This month Wendy’s revealed that the security breach it disclosed earlier this year was much larger than it initially reported. As most people know by now, Wendy’s originally announced that customer credit card data was stolen from approximately 300 Wendy’s locations. Wendy’s blamed a third-party point-of-sale (POS) provider used by some of its franchisees for the breach. It reported that hackers stole the credentials of personnel employed by a third-party vendor and used the credentials to gain access to certain franchisees’ POS systems. The hackers then installed malware that read the magnetic strip on credit and debit cards and sold the information to criminals. A class action lawsuit was filed by customers affected by the data breach against Wendy’s in February.
According to reports, hacking third-party providers is a very common way for criminals to gain access to a system. The question for a franchisor then becomes, “what can we do to prevent data breaches at the third-party provider level Unfortunately, when franchisees are left to choose their own POS vendor, they often do not have the resources to properly vet a provider. A franchisee may compare providers based on price and not have security as a top priority.

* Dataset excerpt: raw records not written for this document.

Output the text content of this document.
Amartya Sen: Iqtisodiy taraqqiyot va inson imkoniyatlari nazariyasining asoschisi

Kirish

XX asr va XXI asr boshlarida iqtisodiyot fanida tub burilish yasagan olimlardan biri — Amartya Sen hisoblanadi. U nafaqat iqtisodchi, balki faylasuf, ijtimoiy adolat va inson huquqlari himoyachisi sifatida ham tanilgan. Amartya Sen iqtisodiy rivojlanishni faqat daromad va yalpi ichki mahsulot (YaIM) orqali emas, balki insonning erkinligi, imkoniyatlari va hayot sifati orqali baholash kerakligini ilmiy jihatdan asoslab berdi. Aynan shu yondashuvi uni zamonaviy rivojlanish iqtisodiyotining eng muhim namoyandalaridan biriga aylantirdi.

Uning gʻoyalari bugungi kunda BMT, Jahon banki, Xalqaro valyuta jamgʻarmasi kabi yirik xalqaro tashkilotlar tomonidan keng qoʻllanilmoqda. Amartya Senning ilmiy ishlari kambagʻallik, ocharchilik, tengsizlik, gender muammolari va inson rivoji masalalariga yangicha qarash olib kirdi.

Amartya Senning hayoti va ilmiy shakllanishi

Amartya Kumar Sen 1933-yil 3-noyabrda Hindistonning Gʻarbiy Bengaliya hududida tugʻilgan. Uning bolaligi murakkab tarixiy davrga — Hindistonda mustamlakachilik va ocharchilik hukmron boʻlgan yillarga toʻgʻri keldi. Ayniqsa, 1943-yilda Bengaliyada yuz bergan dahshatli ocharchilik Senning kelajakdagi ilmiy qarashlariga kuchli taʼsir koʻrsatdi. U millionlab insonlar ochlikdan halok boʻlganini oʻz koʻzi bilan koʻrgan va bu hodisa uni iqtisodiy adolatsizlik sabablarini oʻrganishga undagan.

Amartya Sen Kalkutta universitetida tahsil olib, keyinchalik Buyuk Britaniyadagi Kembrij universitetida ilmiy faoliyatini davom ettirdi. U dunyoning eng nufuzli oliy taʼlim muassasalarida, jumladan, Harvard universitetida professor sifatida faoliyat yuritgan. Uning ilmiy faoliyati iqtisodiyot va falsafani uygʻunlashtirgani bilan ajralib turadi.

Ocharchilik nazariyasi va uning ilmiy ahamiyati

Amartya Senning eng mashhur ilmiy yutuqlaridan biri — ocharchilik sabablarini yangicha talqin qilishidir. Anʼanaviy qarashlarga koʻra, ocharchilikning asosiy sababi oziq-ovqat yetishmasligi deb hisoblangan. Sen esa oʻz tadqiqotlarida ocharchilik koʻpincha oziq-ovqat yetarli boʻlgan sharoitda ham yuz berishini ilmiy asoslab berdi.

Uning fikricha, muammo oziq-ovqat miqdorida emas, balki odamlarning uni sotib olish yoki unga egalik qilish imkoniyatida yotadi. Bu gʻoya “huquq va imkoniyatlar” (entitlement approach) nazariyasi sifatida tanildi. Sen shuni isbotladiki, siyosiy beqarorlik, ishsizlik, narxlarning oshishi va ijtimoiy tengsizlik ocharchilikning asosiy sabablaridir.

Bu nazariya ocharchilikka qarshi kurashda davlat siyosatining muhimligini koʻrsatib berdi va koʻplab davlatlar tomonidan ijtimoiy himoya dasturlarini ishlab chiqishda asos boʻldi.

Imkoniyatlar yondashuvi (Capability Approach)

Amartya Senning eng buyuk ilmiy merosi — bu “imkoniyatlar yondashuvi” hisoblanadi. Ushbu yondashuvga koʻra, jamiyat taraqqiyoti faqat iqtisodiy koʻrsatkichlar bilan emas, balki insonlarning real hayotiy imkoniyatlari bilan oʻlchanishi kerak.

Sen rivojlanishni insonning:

Many franchise systems are responding to this issue by moving to a single point of sale system. Wendy’s is migrating to a single system and the data breach did not affect locations in that system. Subway does not allow franchisees to shop for POS systems. Popeyes and Pizza Hut are also moving towards a single system. Pizza Hut’s CEO stated in April that they were moving from 9 POS systems down to one. Advocates for a single POS system structure argue that it is actually easier to protect one entry point for a good well-designed POS system vs. using many different POS systems. There are certainly other security improvements that will help in preventing data breaches, such as installing card readers that can handle transactions from more secure chip-based cards, which are far more expensive for thieves to clone. However, this may be the time for franchise systems to start considering the benefits of a single point of sale system if they have not done so already.